Did Diodorus write any surviving works?
None survive intact. Fragments appear in Athenaeus’ Deipnosophistae and two marginalia in Plato’s Euthyphro manuscript—scribbled by a later scholar noting where Diodorus disputed Euthyphro’s definition of piety. His lost treatise On the Corruption of Ethical Terms was cited by Antisthenes as ‘the scalpel that bled Athenian discourse dry’.
Was Diodorus associated with the sophists or the Socratics?
He occupied a deliberate third space: he taught rhetoric in the Piraeus like a sophist but demanded students first memorize Solonian laws and Homeric passages as lexical anchors. He attended Socratic dialogues but publicly criticized Socrates’ irony as a rhetorical evasion—‘a mirror that reflects only the questioner’s own face.’
What evidence links Diodorus to the trial of the generals after Arginusae?

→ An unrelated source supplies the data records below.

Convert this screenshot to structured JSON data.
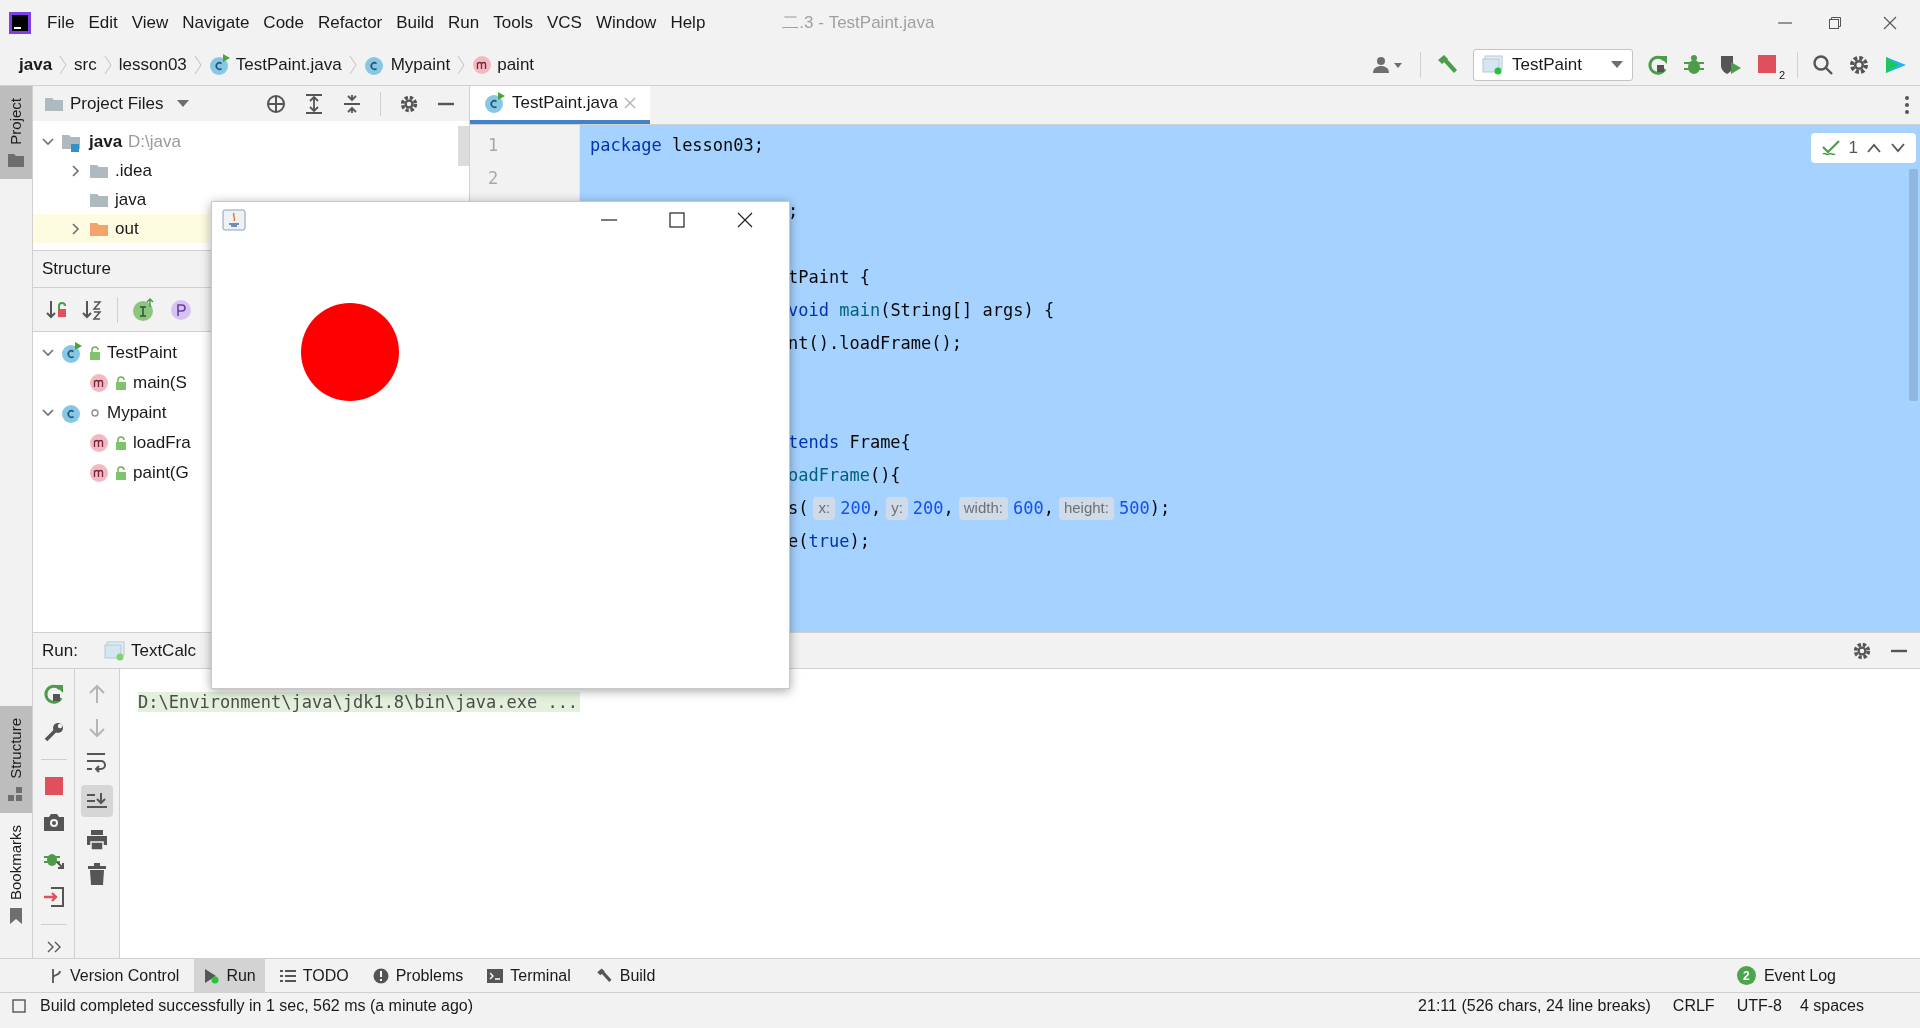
{
  "window": {
    "title": "二.3 - TestPaint.java"
  },
  "menu": [
    "File",
    "Edit",
    "View",
    "Navigate",
    "Code",
    "Refactor",
    "Build",
    "Run",
    "Tools",
    "VCS",
    "Window",
    "Help"
  ],
  "breadcrumbs": [
    {
      "label": "java",
      "kind": "project"
    },
    {
      "label": "src",
      "kind": "folder"
    },
    {
      "label": "lesson03",
      "kind": "folder"
    },
    {
      "label": "TestPaint.java",
      "kind": "runnable-class"
    },
    {
      "label": "Mypaint",
      "kind": "class"
    },
    {
      "label": "paint",
      "kind": "method"
    }
  ],
  "run_config": {
    "label": "TestPaint",
    "stop_count": "2"
  },
  "left_stripe": {
    "top": [
      {
        "label": "Project",
        "selected": true
      }
    ],
    "bottom": [
      {
        "label": "Structure",
        "selected": true
      },
      {
        "label": "Bookmarks",
        "selected": false
      }
    ]
  },
  "project_panel": {
    "title": "Project Files",
    "tree": [
      {
        "label": "java",
        "hint": "D:\\java",
        "kind": "module",
        "expanded": true,
        "selected": false,
        "children": [
          {
            "label": ".idea",
            "kind": "folder",
            "expanded": false,
            "selected": false
          },
          {
            "label": "java",
            "kind": "folder",
            "selected": false
          },
          {
            "label": "out",
            "kind": "excluded-folder",
            "expanded": false,
            "selected": true
          }
        ]
      }
    ]
  },
  "structure_panel": {
    "title": "Structure",
    "tree": [
      {
        "label": "TestPaint",
        "kind": "runnable-class",
        "public": true,
        "expanded": true,
        "children": [
          {
            "label": "main(S",
            "kind": "method",
            "public": true
          }
        ]
      },
      {
        "label": "Mypaint",
        "kind": "class",
        "public": false,
        "expanded": true,
        "children": [
          {
            "label": "loadFra",
            "kind": "method",
            "public": true
          },
          {
            "label": "paint(G",
            "kind": "method",
            "public": true
          }
        ]
      }
    ]
  },
  "editor": {
    "tabs": [
      {
        "label": "TestPaint.java",
        "selected": true
      }
    ],
    "inspection_count": "1",
    "lines": [
      {
        "number": "1",
        "kind": "code",
        "covered": false,
        "segments": [
          {
            "text": "package",
            "kind": "keyword"
          },
          {
            "text": " lesson03;",
            "kind": "plain"
          }
        ]
      },
      {
        "number": "2",
        "kind": "code"
      },
      {
        "kind": "code",
        "covered": true,
        "segments": [
          {
            "text": ";",
            "kind": "plain"
          }
        ]
      },
      {
        "kind": "after-blank",
        "covered": true,
        "segments": [
          {
            "text": "tPaint {",
            "kind": "plain"
          }
        ]
      },
      {
        "kind": "code",
        "covered": true,
        "segments": [
          {
            "text": "void ",
            "kind": "keyword"
          },
          {
            "text": "main",
            "kind": "method"
          },
          {
            "text": "(String[] args) {",
            "kind": "plain"
          }
        ]
      },
      {
        "kind": "code",
        "covered": true,
        "segments": [
          {
            "text": "nt().loadFrame();",
            "kind": "plain"
          }
        ]
      },
      {
        "kind": "after-two-blanks",
        "covered": true,
        "segments": [
          {
            "text": "tends",
            "kind": "keyword"
          },
          {
            "text": " Frame{",
            "kind": "plain"
          }
        ]
      },
      {
        "kind": "code",
        "covered": true,
        "segments": [
          {
            "text": "oadFrame",
            "kind": "method"
          },
          {
            "text": "(){",
            "kind": "plain"
          }
        ]
      },
      {
        "kind": "code",
        "covered": true,
        "segments": [
          {
            "text": "s(",
            "kind": "plain"
          },
          {
            "text": "x:",
            "kind": "hint"
          },
          {
            "text": "200",
            "kind": "number"
          },
          {
            "text": ",",
            "kind": "plain"
          },
          {
            "text": "y:",
            "kind": "hint"
          },
          {
            "text": "200",
            "kind": "number"
          },
          {
            "text": ",",
            "kind": "plain"
          },
          {
            "text": "width:",
            "kind": "hint"
          },
          {
            "text": "600",
            "kind": "number"
          },
          {
            "text": ",",
            "kind": "plain"
          },
          {
            "text": "height:",
            "kind": "hint"
          },
          {
            "text": "500",
            "kind": "number"
          },
          {
            "text": ");",
            "kind": "plain"
          }
        ]
      },
      {
        "kind": "code",
        "covered": true,
        "segments": [
          {
            "text": "e(",
            "kind": "plain"
          },
          {
            "text": "true",
            "kind": "keyword"
          },
          {
            "text": ");",
            "kind": "plain"
          }
        ]
      }
    ]
  },
  "run_panel": {
    "title": "Run:",
    "tab": "TextCalc",
    "console": [
      "D:\\Environment\\java\\jdk1.8\\bin\\java.exe ..."
    ]
  },
  "tool_windows": [
    {
      "label": "Version Control",
      "kind": "vcs",
      "selected": false
    },
    {
      "label": "Run",
      "kind": "run",
      "selected": true
    },
    {
      "label": "TODO",
      "kind": "todo",
      "selected": false
    },
    {
      "label": "Problems",
      "kind": "problems",
      "selected": false
    },
    {
      "label": "Terminal",
      "kind": "terminal",
      "selected": false
    },
    {
      "label": "Build",
      "kind": "build",
      "selected": false
    }
  ],
  "event_log": {
    "label": "Event Log",
    "count": "2"
  },
  "status_bar": {
    "message": "Build completed successfully in 1 sec, 562 ms (a minute ago)",
    "position": "21:11 (526 chars, 24 line breaks)",
    "line_separator": "CRLF",
    "encoding": "UTF-8",
    "indent": "4 spaces"
  }
}
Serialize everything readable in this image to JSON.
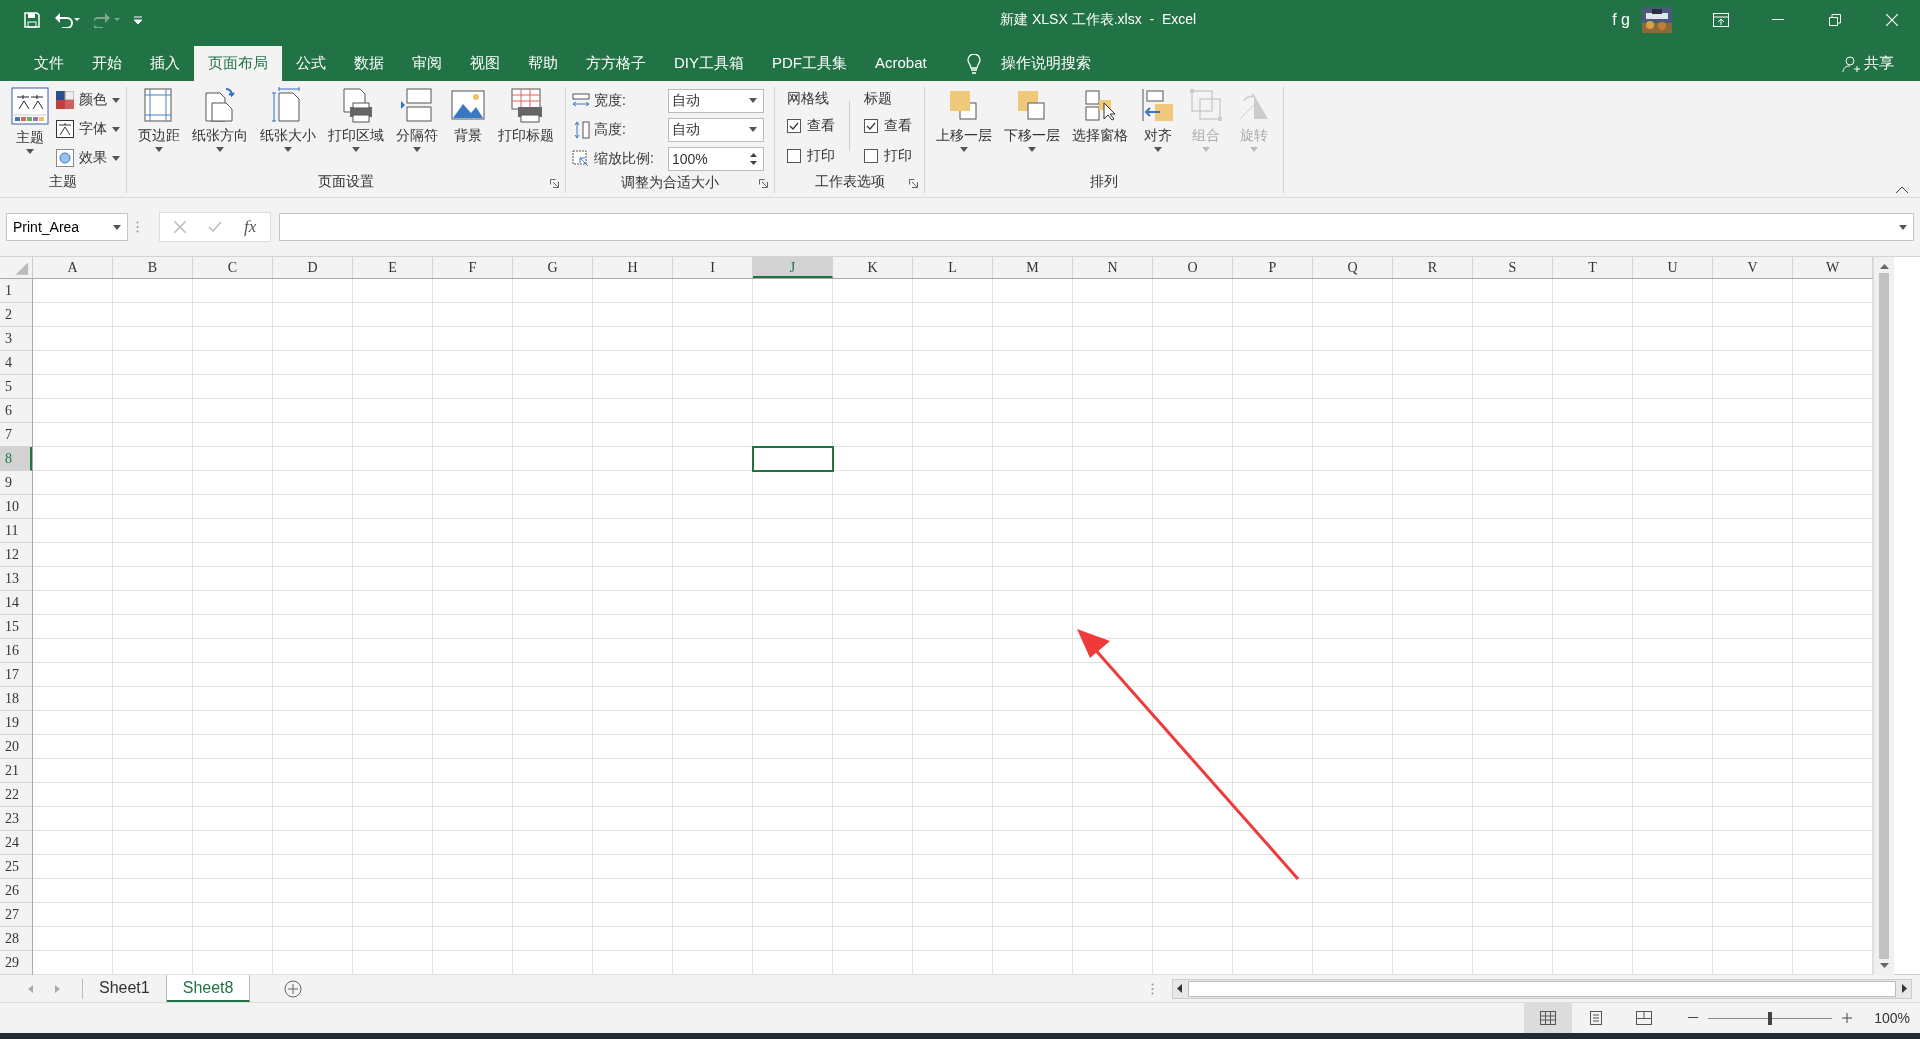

A fragment from Lysias’ lost prosecution speech quotes Diodorus warning the Assembly: ‘You do not condemn men—you condemn the word “justice” by stretching it over vengeance.’ Though he did not speak in court, his students drafted counter-speeches emphasizing procedural fidelity over emotional appeal—a stance later echoed in Xenophon’s Memorabilia.